Were you able to do here without trouble? The following do the startup of the component of
Hadoop.
It does sequentially because it is the beginning one by one. Being bring it together later in the sh script is convenient because there are a lot of numbers of commands.

# start-dfs.sh
# start-yarn.sh
# hadoop-daemon.sh start datanode
# yarn-daemon.sh start nodemanager
# mr-jobhistory-daemon.sh start historyserver

If it goes well, the component name that started by the jps command is displayed.

# jps
20349 ResourceManager
577 JobHistoryServer
55326 DataNode
56405 NodeManager
1207 Jps
19735 NameNode

Congratulations!
Hadoop started safely if made here well.
The following actually move the program of Hadoop by way of experiment.

4. Execution confirmation

Let's execute the exercise that counts the number of words as example by using the Hadoop system that started for the previous chapter.
When Hadoop is installed, this exercise program is put on the following in the jar form of Java.

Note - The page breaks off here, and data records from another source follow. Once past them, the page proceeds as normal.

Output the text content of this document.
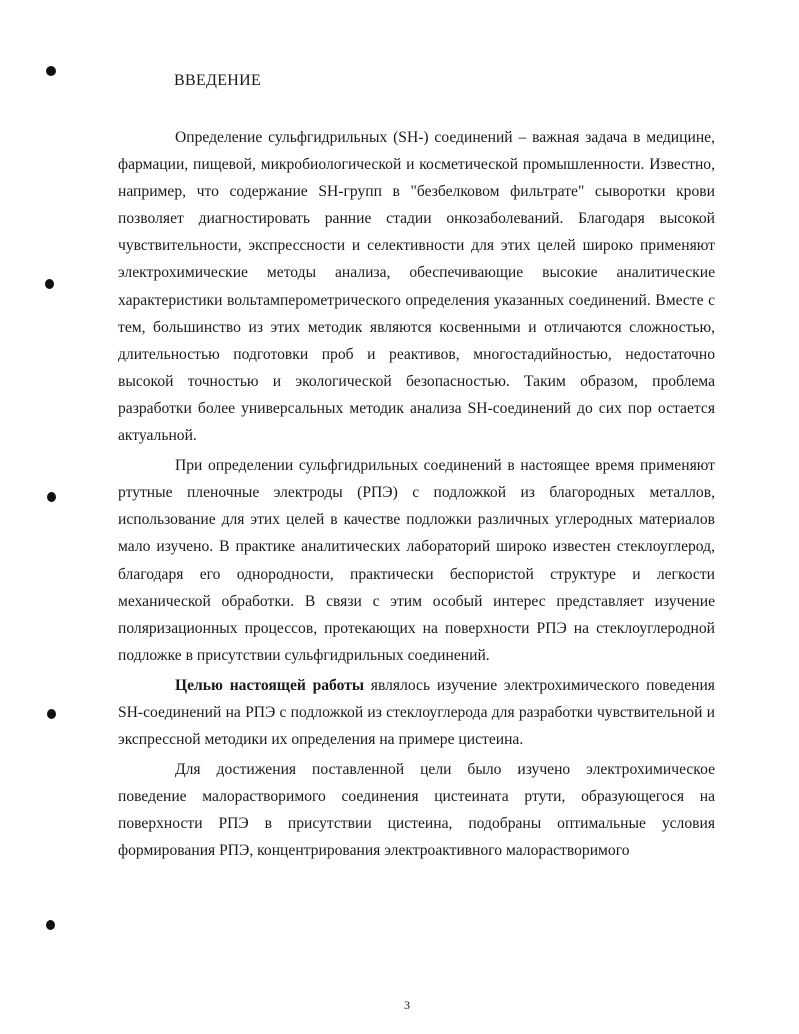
ВВЕДЕНИЕ

Определение сульфгидрильных (SH-) соединений – важная задача в медицине, фармации, пищевой, микробиологической и косметической промышленности. Известно, например, что содержание SH-групп в "безбелковом фильтрате" сыворотки крови позволяет диагностировать ранние стадии онкозаболеваний. Благодаря высокой чувствительности, экспрессности и селективности для этих целей широко применяют электрохимические методы анализа, обеспечивающие высокие аналитические характеристики вольтамперометрического определения указанных соединений. Вместе с тем, большинство из этих методик являются косвенными и отличаются сложностью, длительностью подготовки проб и реактивов, многостадийностью, недостаточно высокой точностью и экологической безопасностью. Таким образом, проблема разработки более универсальных методик анализа SH-соединений до сих пор остается актуальной.

При определении сульфгидрильных соединений в настоящее время применяют ртутные пленочные электроды (РПЭ) с подложкой из благородных металлов, использование для этих целей в качестве подложки различных углеродных материалов мало изучено. В практике аналитических лабораторий широко известен стеклоуглерод, благодаря его однородности, практически беспористой структуре и легкости механической обработки. В связи с этим особый интерес представляет изучение поляризационных процессов, протекающих на поверхности РПЭ на стеклоуглеродной подложке в присутствии сульфгидрильных соединений.

Целью настоящей работы являлось изучение электрохимического поведения SH-соединений на РПЭ с подложкой из стеклоуглерода для разработки чувствительной и экспрессной методики их определения на примере цистеина.

Для достижения поставленной цели было изучено электрохимическое поведение малорастворимого соединения цистеината ртути, образующегося на поверхности РПЭ в присутствии цистеина, подобраны оптимальные условия формирования РПЭ, концентрирования электроактивного малорастворимого

3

/usr/share/java/hadoop/hadoop-mapreduce-examples.jar

1) First of all, the input data file is prepared.

The directory named "in" is made, and the input data file is put in that.

# mkdir in
# cat > in/file
This is one line
This is another one

2) The directory that input data enters is copied onto HDFS.

It copies it onto HDFS each so that the input file may see it.

# hdfs dfs -copyFromLocal in in

3) Wordcount is executed with Hadoop.

# hadoop jar /usr/share/java/hadoop/hadoop-mapreduce-examples.jar wordcount in out

Let's wait until execution ends.

4) Execution result confirmation

There is a result in the "out" directory on HDFS.

# hdfs dfs -cat out/*
This 2
another 1
is 2
line 1
one 2

5. Stop of Hadoop

The component of starting Hadoop is done in stop.

# hadoop-daemon.sh stop datanode
# yarn-daemon.sh stop nodemanager
# mr-jobhistory-daemon.sh stop historyserver
# stop-yarn.sh
# stop-dfs.sh


Related

Wiki: Home

Want the latest updates on software, tech news, and AI?
Get latest updates about software, tech news, and AI from SourceForge directly in your inbox once a month.